Il vangelo di oggi, da una parte è terribile e dall’altra di una normalità sconcertante.

Il fatto che Gesù prende l’iniziativa di restare in Gerusalemme all’insaputa dei genitori, è un insegnamento per loro perentorio: la loro maternità e paternità è subalterna; egli rivendica una figliolanza ben più alta; su di lui la massima autorità ce l’ha il Padre celeste. E’ come dire a Maria e Giuseppe: non pensate di avere su di me un diritto esclusivo.

D’altro lato non si sottrae a tutti i doveri che ogni figlio ha verso i genitori. La sua figliolanza divina non lo ha estrapolato in un’altra dimensione diversa da quella umana. Torna a Nazaret e continua la sua vita di figlio modello fino a circa trent’anni, essendo a loro sottomesso.

Ancora una volta S. Luca sottolinea che “ Sua madre custodiva tutte queste cose nel suo cuore. Come poteva capire queste apparenti contraddizioni? Questo doppio modo di essere? Maria è quasi sola con se stessa a riflettere su qualcosa che la investe e di cui non sa dare spiegazioni plausibili.

Nel vangelo si parla anche di una doppia casa: quella del Padre celeste di Gesù e quella di Nazaret.

Nella casa del Padre sembra al di sopra di se stesso, capace di discutere con i dottori della Legge. Nella casa di Nazaret è pienamente un figlio ubbidiente, ma anche splendido: Gesù cresceva in sapienza, età e grazia davanti a Dio e agli uomini.

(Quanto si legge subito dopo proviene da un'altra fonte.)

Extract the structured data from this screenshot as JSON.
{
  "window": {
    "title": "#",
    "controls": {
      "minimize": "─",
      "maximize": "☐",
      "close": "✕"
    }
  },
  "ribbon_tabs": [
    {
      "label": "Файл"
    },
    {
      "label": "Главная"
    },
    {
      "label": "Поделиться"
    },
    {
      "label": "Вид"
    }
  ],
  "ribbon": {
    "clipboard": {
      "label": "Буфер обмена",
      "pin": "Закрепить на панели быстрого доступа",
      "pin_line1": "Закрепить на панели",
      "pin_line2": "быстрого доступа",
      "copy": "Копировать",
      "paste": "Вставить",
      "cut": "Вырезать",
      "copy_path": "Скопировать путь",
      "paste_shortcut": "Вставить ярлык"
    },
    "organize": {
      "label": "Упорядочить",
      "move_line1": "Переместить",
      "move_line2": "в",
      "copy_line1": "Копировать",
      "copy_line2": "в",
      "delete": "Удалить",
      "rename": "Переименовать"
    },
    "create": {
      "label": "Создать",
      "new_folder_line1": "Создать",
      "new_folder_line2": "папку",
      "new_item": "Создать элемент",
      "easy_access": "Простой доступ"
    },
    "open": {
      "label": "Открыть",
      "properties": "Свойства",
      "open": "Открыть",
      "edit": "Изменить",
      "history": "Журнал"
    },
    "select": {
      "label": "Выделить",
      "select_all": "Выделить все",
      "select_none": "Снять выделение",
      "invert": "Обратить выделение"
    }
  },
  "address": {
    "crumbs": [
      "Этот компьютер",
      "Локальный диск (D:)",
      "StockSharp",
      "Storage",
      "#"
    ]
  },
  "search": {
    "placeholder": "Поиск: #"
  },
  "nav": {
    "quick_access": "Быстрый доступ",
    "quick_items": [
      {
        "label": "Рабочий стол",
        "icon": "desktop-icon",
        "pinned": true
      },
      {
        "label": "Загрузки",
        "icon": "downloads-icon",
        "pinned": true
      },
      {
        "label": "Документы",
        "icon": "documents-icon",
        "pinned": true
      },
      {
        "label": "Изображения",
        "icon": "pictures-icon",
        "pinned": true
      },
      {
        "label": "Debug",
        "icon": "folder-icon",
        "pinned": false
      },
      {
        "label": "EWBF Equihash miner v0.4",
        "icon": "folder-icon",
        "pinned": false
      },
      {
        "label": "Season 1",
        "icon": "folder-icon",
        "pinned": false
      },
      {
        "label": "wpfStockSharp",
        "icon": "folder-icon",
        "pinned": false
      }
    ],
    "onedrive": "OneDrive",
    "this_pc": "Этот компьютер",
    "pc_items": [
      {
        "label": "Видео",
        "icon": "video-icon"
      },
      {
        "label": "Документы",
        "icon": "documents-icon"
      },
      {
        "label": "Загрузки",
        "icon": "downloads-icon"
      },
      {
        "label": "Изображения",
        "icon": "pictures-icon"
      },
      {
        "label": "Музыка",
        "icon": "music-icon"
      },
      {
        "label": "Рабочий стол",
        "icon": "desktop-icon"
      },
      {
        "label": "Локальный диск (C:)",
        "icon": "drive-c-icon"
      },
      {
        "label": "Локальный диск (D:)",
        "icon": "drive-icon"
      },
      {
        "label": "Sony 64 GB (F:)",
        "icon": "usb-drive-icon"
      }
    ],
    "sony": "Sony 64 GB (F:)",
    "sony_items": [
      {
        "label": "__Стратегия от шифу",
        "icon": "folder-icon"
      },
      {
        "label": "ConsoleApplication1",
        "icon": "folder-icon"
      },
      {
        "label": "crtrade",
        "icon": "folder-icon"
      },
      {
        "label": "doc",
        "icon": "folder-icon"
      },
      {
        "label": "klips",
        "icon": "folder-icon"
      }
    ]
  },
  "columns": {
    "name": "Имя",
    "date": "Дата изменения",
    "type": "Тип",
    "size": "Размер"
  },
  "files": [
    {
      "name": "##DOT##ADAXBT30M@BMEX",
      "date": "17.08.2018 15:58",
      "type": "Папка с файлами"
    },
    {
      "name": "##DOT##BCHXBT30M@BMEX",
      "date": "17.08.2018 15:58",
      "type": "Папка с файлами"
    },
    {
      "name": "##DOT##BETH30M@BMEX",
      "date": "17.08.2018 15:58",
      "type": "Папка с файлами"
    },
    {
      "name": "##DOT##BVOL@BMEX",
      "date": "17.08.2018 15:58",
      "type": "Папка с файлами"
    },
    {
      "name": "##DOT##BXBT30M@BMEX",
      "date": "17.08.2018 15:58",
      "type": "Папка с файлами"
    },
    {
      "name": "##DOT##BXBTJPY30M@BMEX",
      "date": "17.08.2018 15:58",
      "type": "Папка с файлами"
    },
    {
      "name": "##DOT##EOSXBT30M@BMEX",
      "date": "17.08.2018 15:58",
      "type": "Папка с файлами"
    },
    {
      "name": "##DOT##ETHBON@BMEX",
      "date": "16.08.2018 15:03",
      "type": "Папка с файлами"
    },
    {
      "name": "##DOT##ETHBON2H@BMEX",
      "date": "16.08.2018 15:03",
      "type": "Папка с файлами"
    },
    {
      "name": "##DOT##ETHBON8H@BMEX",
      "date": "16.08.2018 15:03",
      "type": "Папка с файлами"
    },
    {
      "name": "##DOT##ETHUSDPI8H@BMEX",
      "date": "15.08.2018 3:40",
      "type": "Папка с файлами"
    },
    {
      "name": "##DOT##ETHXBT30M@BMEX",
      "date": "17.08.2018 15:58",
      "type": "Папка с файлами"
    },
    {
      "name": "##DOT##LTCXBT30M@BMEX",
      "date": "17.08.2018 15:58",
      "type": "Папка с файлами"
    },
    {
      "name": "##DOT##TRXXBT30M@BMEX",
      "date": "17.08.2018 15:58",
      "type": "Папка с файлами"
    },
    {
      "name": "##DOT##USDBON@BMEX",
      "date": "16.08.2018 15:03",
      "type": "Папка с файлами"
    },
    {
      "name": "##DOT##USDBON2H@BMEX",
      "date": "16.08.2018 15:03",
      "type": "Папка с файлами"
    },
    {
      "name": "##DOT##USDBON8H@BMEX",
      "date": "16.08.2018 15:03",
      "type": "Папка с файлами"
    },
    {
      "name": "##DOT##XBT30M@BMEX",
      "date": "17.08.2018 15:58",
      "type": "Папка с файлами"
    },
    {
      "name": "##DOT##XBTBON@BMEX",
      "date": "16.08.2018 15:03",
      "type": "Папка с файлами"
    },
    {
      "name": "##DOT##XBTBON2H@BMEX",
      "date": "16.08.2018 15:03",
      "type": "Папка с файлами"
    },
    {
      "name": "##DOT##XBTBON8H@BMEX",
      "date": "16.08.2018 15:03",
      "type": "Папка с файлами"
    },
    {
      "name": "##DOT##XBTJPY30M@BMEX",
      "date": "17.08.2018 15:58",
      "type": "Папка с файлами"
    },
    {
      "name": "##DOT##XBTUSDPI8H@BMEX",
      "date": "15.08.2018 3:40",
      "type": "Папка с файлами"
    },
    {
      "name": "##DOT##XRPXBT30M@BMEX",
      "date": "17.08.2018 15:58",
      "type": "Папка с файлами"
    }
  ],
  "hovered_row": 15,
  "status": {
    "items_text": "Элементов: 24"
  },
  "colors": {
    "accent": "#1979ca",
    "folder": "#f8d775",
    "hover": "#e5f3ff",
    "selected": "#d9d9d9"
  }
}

Quali conseguenze si possono tirare da queste considerazioni?

La liturgia non ci rimanda alle nostre responsabilità nei confronti di una famiglia umana, ma fa un volo su un altro campo totalmente superiore. Ciò che non era compreso della figliolanza di Gesù non è compreso neppure della nostra figliolanza divina. Alla figliolanza umana di Gesù associa la nostra figliolanza divina. Sembra un passaggio brusco e senza un filo logico, eppure anche qui si tratta di due tipi di figliolanza, uno umano e uno divino. Noi siamo realmente figli di Dio, portiamo in noi lo stesso mistero nascosto di Gesù. Ecco perché il mondo non ci capisce.

E’ chiaro che le implicazioni pratiche per i credenti non sono trascurabili. La famiglia di Nazaret vive questo mistero. Le nostre famiglie hanno perso questa dimensione: vogliono essere loro a gestire tutta la vita famigliare, a dettare leggi, fino al punto da snaturare il senso vero della famiglia, che diviene un prodotto delle proprie ideologie o, per meglio dire, dei propri capricci. Il mistero di questa irruzione di Dio nelle realtà più normali, e la trasfigurazione che questo comporta non ha nessun peso. Rotto questo legame con il divino, con il mistero, non resta altro che riduzione esclusiva ad una realtà non solo limitata, ma anche corrotta.